The judge approved a police request to detain 48-year-old Gary John Robb for 8 days to assist investigators in the first such case brought before a Greek Cypriot court.
Police said Robb, from South Shields, was extradited to Greek Cyprus on a European arrest warrant after serving a 2 1/2 year sentence in a British prison for a 1995 drug trafficking conviction.
Rob is being investigated on nine charges that he was a partner in a company called Aga Development Ltd. that sold more than 200 luxury villas it built on Greek Cypriot land near the northern village of Klepini. Police said the villas were each being sold for euros 50-170,000 ($71-242,000) and British nationals were among the buyers.
The charges include illegal possession and use of property registered to another person, obtaining money under false pretenses and fraud.

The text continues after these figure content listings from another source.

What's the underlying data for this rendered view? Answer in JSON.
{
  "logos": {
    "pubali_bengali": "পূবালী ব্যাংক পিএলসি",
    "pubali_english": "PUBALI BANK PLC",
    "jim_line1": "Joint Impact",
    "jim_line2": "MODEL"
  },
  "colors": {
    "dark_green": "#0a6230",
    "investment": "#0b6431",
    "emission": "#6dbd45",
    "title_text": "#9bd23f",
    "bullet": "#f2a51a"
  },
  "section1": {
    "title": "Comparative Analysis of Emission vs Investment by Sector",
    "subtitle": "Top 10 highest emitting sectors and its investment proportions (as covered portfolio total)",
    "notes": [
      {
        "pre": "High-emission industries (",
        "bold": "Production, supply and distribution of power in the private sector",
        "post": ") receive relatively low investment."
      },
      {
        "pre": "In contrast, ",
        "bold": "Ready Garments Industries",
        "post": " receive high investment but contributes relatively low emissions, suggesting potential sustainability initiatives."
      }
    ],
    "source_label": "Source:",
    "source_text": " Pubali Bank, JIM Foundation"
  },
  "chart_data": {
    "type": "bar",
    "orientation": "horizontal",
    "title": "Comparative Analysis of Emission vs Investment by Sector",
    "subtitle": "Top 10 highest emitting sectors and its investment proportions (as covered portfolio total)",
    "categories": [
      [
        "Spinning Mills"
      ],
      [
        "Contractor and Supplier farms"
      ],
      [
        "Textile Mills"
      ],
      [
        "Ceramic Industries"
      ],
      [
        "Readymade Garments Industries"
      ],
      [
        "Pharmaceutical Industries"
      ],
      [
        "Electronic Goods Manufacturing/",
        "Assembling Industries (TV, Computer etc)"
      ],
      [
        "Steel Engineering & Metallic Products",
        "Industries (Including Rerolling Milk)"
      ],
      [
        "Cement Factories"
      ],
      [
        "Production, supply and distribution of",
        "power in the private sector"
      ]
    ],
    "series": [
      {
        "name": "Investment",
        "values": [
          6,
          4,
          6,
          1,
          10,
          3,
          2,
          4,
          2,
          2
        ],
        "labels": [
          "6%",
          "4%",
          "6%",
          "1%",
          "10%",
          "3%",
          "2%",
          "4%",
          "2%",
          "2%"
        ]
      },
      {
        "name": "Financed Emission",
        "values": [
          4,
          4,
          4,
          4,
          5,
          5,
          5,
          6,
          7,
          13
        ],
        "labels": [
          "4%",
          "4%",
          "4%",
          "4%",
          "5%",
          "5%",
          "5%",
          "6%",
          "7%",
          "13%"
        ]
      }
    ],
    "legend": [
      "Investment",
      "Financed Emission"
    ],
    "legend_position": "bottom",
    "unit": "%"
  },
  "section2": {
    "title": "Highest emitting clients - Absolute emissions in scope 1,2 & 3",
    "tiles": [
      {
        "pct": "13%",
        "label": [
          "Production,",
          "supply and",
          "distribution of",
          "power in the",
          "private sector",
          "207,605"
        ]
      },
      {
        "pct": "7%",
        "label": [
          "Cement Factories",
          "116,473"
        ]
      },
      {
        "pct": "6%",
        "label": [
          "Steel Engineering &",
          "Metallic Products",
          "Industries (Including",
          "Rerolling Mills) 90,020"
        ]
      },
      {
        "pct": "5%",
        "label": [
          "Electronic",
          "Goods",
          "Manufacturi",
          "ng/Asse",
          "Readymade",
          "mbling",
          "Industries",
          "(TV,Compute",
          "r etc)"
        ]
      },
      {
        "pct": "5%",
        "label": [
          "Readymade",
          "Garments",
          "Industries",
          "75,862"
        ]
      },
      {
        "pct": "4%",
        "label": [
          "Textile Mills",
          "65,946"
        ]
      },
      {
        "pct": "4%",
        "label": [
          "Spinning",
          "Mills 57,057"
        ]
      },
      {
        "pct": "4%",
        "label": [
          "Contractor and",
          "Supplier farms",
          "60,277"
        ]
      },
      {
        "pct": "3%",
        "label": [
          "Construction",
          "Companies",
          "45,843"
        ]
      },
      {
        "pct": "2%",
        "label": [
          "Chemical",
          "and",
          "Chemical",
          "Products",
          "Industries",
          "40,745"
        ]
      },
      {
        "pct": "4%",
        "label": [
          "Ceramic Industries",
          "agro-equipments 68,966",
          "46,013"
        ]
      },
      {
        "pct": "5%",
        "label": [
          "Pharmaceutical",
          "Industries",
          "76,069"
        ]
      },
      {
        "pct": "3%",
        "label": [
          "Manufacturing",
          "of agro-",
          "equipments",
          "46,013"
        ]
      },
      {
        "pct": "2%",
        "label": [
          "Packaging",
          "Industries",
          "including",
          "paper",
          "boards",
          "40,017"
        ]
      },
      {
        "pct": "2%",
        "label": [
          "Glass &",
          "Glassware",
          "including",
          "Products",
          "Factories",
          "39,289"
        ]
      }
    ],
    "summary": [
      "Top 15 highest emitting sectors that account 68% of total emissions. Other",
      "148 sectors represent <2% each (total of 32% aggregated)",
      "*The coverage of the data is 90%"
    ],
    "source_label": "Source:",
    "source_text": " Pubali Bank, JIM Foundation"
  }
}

Most of the land in the north belongs to Greek Cypriots who fled in 1974 when Turkey sent troops after a coup by supporters of union with Greece. Turkish Cypriots declared their own state in 1983, but it's only recognized by Turkey which maintains 35,000 troops there. The island joined the European Union in 2004, but only the internationally recognized south enjoys membership benefits.
Thousands of foreign nationals have purchased homes in the north, including British couple Linda and David Orams. A British court last year ruled that the couple couldn't keep the holiday villa they bought in 2002.
The court upheld an earlier European Court of Justice decision which affirmed that the property belonged to a Greek Cypriot whose family fled in 1974.